Читать книгу Соблазненный обольститель - Изобел Карр - Страница 10

Глава 8

Оглавление

– Идем, сестрица.

Марго подняла голову, чувствуя, как краска заливает щеки. В дверях ее комнаты стоял Ролли, одетый в элегантный сюртук табачного цвета и вишневый шелковый камзол, расшитый пальмами и обезьянками. Занятая своими мыслями, она не слышала, как брат отворил дверь. Ее подташнивало от волнения. Она чувствовала себя юной дебютанткой, готовящейся к первому выходу в свет.

– Отец прислал меня за тобой, – сказал Ролли, оттолкнувшись плечом от дверного косяка. Он направился к туалетному столику, половицы жалобно заскрипели под его шагами. Блестящие серебряные пряжки его изящных туфель ярко сияли на тусклом фоне шерстяного ковра. – Ты ведь знаешь, отец терпеть не может заставлять лошадей ждать.

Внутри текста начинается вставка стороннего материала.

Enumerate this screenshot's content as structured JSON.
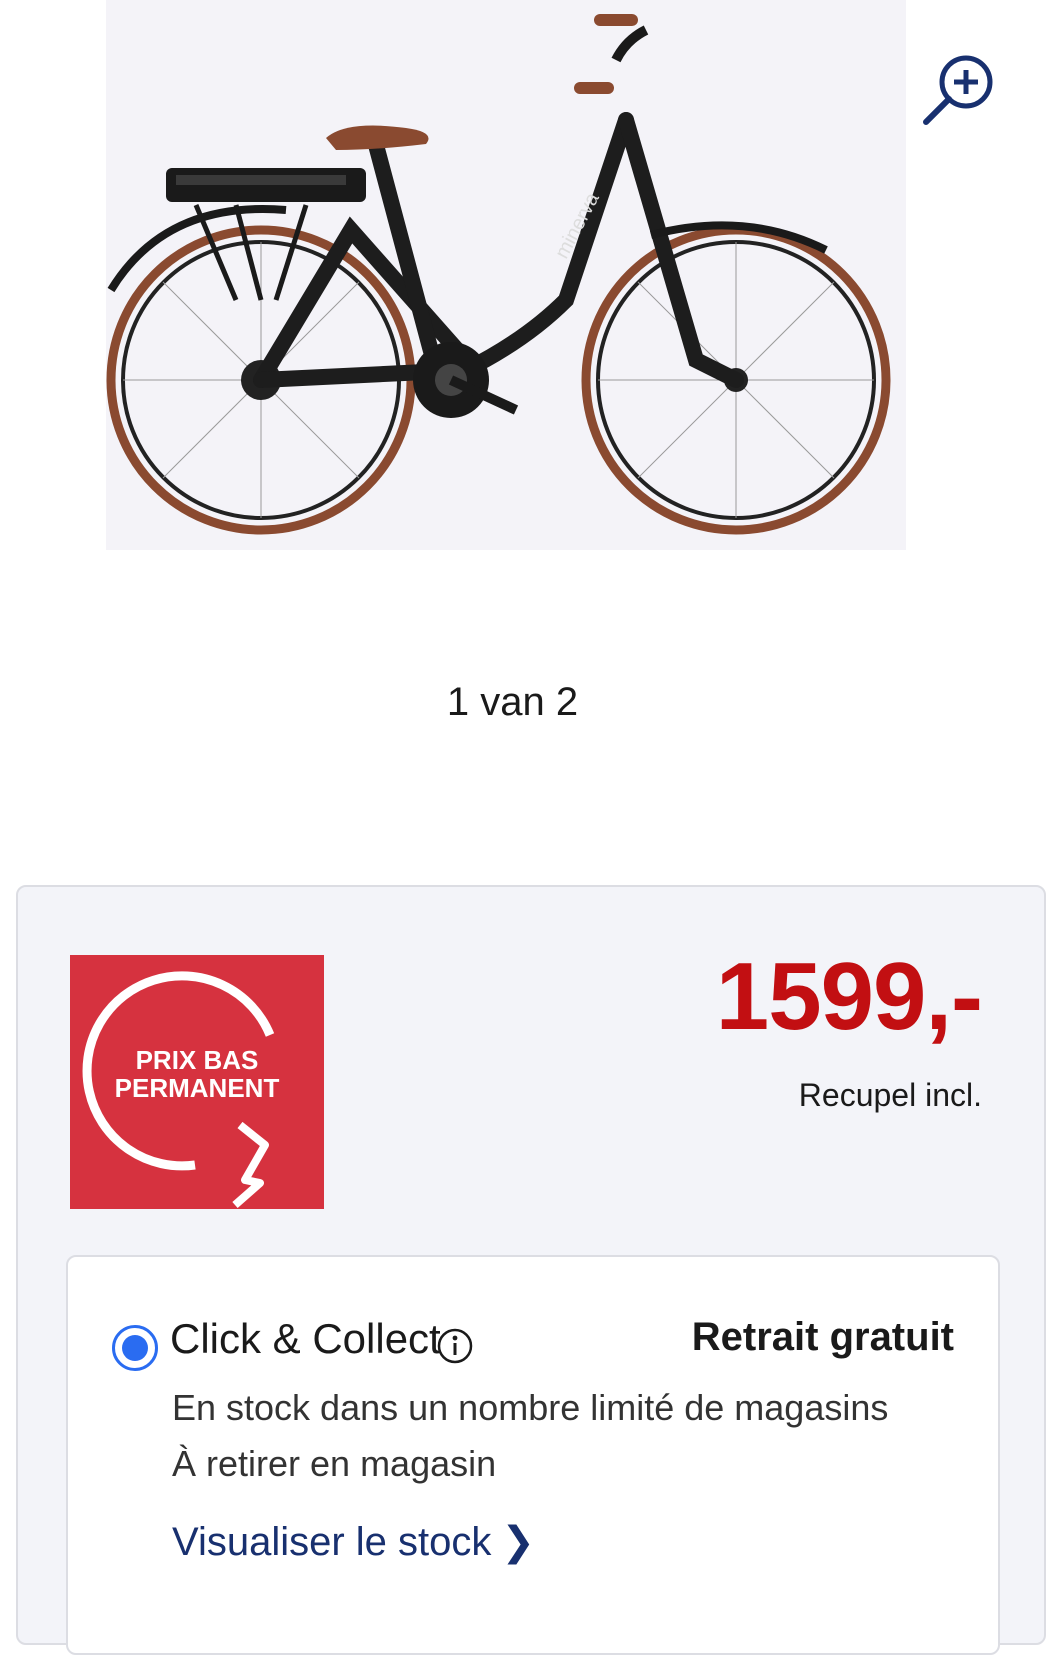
{
  "gallery": {
    "counter": "1 van 2",
    "image_icon": "electric-bike-product-image",
    "zoom_icon": "zoom-in-icon",
    "brand_on_frame": "minerva"
  },
  "pricing": {
    "badge_line1": "PRIX BAS",
    "badge_line2": "PERMANENT",
    "badge_color": "#d6323f",
    "price": "1599,-",
    "price_color": "#c20f12",
    "recupel": "Recupel incl."
  },
  "delivery": {
    "option_label": "Click & Collect",
    "option_selected": true,
    "info_icon": "info-icon",
    "retrait_label": "Retrait gratuit",
    "stock_line1": "En stock dans un nombre limité de magasins",
    "stock_line2": "À retirer en magasin",
    "stock_link": "Visualiser le stock",
    "link_color": "#18306f",
    "radio_color": "#2a6cf1"
  }
}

– Ты хочешь сказать, он не выносит, когда его заставляют ждать, – отозвалась Марго, касаясь горла граненой пробкой, смоченной духами. Заткнув флакон, она поставила его на столик. Хрусталь звякнул о лакированный поднос, на котором выстроились всевозможные пузырьки и скляночки с помадами, карандашами, пудрой и духами, привезенные ею из Франции.

К большинству из них она не притрагивалась со времени возвращения в Англию. Английская мода, в противоположность вкусам французского двора, отдавала предпочтение естественности. Легчайший слой пудры на коже, едва тронутые румянами щеки, подведенные темным глаза – вот и все, что позволяли себе дамы лондонского света; здесь это считалось хорошим тоном. Без белил Марго чувствовала себя голой.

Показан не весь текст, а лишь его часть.